October 20, 2025
The Strategic Benefits of Electronic Bills for Central Banks

Paper bills were once the backbone of everyday commerce: mailed invoices, manual reconciliation and check-based settlement. Over the last three decades those paper workflows began migrating online — first via biller portals and bank-aggregator services, then increasingly into integrated electronic bill presentment and payment (EBPP) systems that deliver invoices and accept payment end-to-end. These EBPP systems promised faster, cheaper, less error-prone transactions. Adoption, however, has often lagged thanks to legacy systems, consumer habits, and the sheer challenge of interoperability.
Why Central Banks Care
Central banks are custodians of safe, efficient and stable payment systems. That means they don’t just watch retail innovation as bystanders — they assess how new payment rails affect monetary policy transmission, financial stability, operational resiliency and the integrity of settlement finality.
In recent years that role has expanded: central banks now study fast payments and message standardization, such as ISO 20022, because these developments change how payments are executed, settled and measured.
Why Electronic Billing Systems Matter for Central Banks Electronic billing systems play a key role in supporting central bank objectives. So why do they matter? Let’s break it down.
- Improve monetary-policy transmission and data quality: Electronic billing with rich, standardized payment data produces cleaner, timelier indicators of retail and business cash flows. That helps central banks interpret spending trends faster and with less hastle than fragmented paper-based reporting. Standardized formats (e.g., ISO 20022) make machine-readable settlement data more usable for analytics and policy models.
- Enhance financial stability and reduce operational risk: Fewer paper-based and manual processes mean lower settlement risk and faster reconciliation. End-to-end electronic presentment reduces the cash-in-transit and fraud vectors associated with paper processes, while modern infrastructure improves availability and disaster recovery.
- Lower transaction costs and increase inclusion: Digitized billing cuts administrative costs for billers and lowers the friction for billed entities to pay on time. That can reduce late payment rates and improve credit reporting - outcomes that support broaden formal financial-system participation. Well-designed EBPP systems can also extend convenient, low-cost payment options to underserved populations.

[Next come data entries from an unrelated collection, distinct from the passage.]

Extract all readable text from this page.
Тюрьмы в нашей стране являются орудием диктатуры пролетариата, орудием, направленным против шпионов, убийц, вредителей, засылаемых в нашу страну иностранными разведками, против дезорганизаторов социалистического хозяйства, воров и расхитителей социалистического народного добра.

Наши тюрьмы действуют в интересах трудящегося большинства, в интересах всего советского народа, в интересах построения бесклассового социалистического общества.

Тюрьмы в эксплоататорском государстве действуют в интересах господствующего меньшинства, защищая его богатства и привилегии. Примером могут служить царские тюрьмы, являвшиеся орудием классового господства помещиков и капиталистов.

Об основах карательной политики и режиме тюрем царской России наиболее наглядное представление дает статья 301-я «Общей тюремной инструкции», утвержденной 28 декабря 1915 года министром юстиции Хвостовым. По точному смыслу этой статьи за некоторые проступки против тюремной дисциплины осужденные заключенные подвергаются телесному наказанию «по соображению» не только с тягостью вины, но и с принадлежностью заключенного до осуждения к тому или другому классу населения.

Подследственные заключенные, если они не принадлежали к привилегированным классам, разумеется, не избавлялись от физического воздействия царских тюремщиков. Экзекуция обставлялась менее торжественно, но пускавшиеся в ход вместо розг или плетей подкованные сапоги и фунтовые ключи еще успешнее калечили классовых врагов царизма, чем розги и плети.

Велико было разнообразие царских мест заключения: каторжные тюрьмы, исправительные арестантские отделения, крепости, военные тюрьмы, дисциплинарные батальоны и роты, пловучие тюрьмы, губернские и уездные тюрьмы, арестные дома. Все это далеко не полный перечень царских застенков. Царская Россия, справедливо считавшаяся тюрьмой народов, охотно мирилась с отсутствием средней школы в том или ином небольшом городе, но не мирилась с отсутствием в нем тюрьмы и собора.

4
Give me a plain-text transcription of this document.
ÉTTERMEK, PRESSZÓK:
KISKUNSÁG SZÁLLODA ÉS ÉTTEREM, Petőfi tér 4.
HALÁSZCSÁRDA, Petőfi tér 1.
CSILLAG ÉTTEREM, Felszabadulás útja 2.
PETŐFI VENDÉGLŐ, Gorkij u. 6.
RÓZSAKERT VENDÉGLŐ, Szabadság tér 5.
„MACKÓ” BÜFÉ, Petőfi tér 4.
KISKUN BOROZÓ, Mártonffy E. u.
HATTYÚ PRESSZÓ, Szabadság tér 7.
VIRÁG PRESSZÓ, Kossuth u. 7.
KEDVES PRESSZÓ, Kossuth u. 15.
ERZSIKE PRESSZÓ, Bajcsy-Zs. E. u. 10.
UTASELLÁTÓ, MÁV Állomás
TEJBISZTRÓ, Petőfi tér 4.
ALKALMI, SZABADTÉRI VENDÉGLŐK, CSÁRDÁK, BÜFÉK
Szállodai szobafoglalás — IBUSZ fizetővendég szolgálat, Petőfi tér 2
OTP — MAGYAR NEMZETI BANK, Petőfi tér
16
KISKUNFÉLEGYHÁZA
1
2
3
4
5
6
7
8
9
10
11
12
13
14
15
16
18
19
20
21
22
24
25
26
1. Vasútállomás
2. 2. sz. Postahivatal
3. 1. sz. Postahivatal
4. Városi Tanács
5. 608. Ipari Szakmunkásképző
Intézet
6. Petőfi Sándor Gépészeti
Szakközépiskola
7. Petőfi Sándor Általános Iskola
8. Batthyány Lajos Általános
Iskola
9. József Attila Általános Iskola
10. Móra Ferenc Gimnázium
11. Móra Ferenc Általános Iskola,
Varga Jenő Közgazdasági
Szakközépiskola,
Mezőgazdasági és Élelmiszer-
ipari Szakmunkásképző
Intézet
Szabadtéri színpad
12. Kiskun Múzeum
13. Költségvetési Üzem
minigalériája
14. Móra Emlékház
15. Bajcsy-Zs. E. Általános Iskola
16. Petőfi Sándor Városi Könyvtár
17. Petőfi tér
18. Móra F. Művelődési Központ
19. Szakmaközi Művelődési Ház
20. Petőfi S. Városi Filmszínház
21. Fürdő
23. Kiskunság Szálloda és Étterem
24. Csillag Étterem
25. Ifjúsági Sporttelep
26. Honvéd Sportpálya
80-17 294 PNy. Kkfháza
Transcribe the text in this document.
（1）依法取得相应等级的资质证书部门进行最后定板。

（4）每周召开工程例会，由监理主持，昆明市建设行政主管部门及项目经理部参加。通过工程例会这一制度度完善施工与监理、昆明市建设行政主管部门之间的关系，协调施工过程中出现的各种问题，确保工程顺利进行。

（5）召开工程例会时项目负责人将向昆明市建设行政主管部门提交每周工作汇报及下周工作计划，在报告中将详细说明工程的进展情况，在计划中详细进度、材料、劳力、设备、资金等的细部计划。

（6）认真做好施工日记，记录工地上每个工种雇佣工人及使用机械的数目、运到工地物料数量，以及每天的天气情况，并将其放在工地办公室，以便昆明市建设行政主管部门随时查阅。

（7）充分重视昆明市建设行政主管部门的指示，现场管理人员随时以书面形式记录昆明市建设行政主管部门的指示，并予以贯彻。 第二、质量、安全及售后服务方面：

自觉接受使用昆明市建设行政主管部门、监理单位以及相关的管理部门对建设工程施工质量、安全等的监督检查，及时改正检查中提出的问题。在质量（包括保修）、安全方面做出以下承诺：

- Support innovation in settlement and central-bank instruments: Electronic billing ecosystems integrate naturally with instant payment rails. This gives central banks new tools for targeted financial transfers, rapid refunds, and auditability. Such features are hard to achieve with paper-based methods.
Recent Advances Relevant to Central Banks
The last few years have seen three technology and standards’ shifts with direct relevance to EBPP and central-bank mandates:
- ISO 20022 adoption and richer data: Market infrastructures worldwide are migrating to ISO 20022, enabling richer, structured transaction data that improves compliance, reconciliation and analytics.
- Real-time instant payment rails: Faster settlement windows reduce liquidity issues and enable real-time bill presentment to payment flows. In parallel, central banks are assessing whether instant systems will deliver operational resilience by making processing and settlement point failures less relevant to systemic continue risk.
- Interoperability experiments: Several central banks are looking at cross-border operability with the potential for digital legal tender to exist in parallel with legacy EBPP ecosystems.
Practical Benefits and Strategic Priorities
For central banks, encouraging and overseeing the electronification of bill presentment and payment is not merely about tech-upgrade hype — it’s strategic governance:
- Improved monetary policy implementation: improved payments data helps both nowcasting and refined enforcement of monetary policy.
- Reduced systemic risk: electronification and use of new payment rails reduces common points of failure of paper-based handovers and processing.
- Increased societal benefits: reduced expense for businesses and households, faster refunds for overpayments, guaranteed proof of payment, access to alternatives when not paid, and potentially providing underbanked customers with alternative access to pay bills.
- Future-proofing: uniform data formats and harmony with instant settlement enables future use of progressively more data-rich or innovative payment rail implementations.
The Path Forward
The move from paper to EBPP is a continuous journey, not a one-time event. Central banks should focus on three complementary actions:
- Encourage standards adoption (ISO 20022) and open, interoperable payment system rails.
- Track and encourage commercially viable implementations of instant payment systems and bill presentment and payment ecosystems.
- Advocate for the adoption of additional market structure, interoperability standards, and connectivity solutions to minimize frictions for the customer, consumer and small billers to participate in EBPP.
Together, these actions will have the net effect of producing faster, safer, and richer payments for society as a whole and will proactively promote the core public policy objectives of central banks: providing a sound, efficient and inclusive payment system.